Here are a few reasons why this makes sense.

  • Facilitates IT governance
  • Removes IT department silos
  • Provides organizational buy-in

What is IT Governance and how is it done at private clubs today?

IT Governance is the overall management of how the club’s IT systems are set up, supported, and maintained. Most clubs (and other kinds of businesses throughout the US) have ceded IT Governance to their outsourced IT vendors, who have set all the club’s IT policies. These polices include passwords, data backups, Web browsing, and computer patch policy, among many other policies that every club has. Unfortunately, we’ve found that very few, if any, of these policies are documented, reviewed, or followed.

Is there a better model for IT Governance?

We believe there is. And it starts with the IT Security Committee. Proper IT Governance should come from an internal IT Security Committee working in conjunction with the local outsourced IT company to set policy. The current setup has the outsourced IT company making all the decisions for blocking illicit websites, creating passwords and backups, providing remote access, and monitoring other areas.

An alternative model would have the IT Security Committee set policy with input from the outsourced IT vendor. The outsourced IT company would carry out the policy set by the IT Security Committee. A number of the club’s key IT policies should be reviewed and overhauled by the IT Security Committee. Then the club should engage an outside third party

(possibly the Auditors) to verify that the policies set by the IT Security Committee are properly installed and documented by the outsourced IT company. This would provide needed checks and balances to the current IT support structure.

The “Security Committee” concept would remove IT departmental silos as well. This structure, in use at a number of private clubs today, has the Facilities Director managing the security cameras, and the Controller overseeing the data network. This is a good example of IT silos. It’s rare that these two departments would collaborate on the overall setup of the club’s different systems.

The IT Security Committee brings all the departments together, which fundamentally changes the overall IT structure from a departmental view of IT to an organizational view. Going forward, an organizational approach would give the club a global view of the current and

future IT systems. A benefit of this setup would be buy-in from members of the IT Security Committee as a group. This is a significant change from the departmental approach. We often hear department heads complain that new IT systems are selected without their input. Basically, the organizational approach proactively brings the department heads to the table, to get their input and buy-in on new platforms.

In addition to IT Governance, the IT Committee would also review and approve IT Policies. We’ve found that there are several key areas for which polices need to be set.

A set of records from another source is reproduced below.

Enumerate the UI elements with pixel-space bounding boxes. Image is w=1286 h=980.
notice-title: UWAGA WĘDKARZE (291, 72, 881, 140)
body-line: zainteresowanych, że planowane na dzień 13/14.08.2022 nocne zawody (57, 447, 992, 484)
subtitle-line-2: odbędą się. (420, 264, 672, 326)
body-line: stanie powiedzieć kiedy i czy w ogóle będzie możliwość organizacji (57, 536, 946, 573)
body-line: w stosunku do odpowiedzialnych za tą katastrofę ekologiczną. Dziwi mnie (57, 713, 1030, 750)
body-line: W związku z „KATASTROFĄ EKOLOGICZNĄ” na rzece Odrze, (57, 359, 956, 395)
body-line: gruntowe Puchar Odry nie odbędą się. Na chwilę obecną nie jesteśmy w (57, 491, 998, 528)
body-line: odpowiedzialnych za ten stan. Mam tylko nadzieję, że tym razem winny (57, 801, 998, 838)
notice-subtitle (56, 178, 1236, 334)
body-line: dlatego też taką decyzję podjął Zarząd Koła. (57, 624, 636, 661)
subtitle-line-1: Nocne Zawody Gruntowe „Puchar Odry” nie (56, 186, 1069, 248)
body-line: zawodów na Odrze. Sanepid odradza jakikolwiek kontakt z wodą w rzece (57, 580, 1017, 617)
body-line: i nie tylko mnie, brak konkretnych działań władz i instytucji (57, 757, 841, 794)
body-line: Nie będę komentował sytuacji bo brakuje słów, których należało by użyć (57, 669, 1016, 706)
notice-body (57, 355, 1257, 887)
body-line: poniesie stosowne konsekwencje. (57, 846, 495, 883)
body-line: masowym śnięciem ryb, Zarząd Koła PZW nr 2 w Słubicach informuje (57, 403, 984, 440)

Below are a few that we found the auditors are specifically looking for.

  • Passwords
  • Onsite and offsite backups (archive)
  • Blocking illicit websites
  • Blocked countries
  • Microsoft and third-party workstations

It is important for the IT Committee to be wary of creating too many IT policies. If you create a policy, it must be followed. The five policy areas listed above are the ones that you might want to focus on first.

Another benefit of creating these polices is accountability. Documenting the referenced policies forces the outsourced IT company to follow them. In the event of a data breach, and it was found that these polices were not followed, then the outsourced IT company would be liable for any damages. These policies, for the first time, hold organizations accountable for the management of the club’s systems.

We hope that clubs will find this management model helpful. The reality is that auditors’ IT security requests are not going away. In fact, they will probably increase over time. A private club is going to have to rethink older IT management practices. Taking an organizational approach to managing the long-term IT security for the club is a practical way to solve this problem, and we hope this document helps you get started.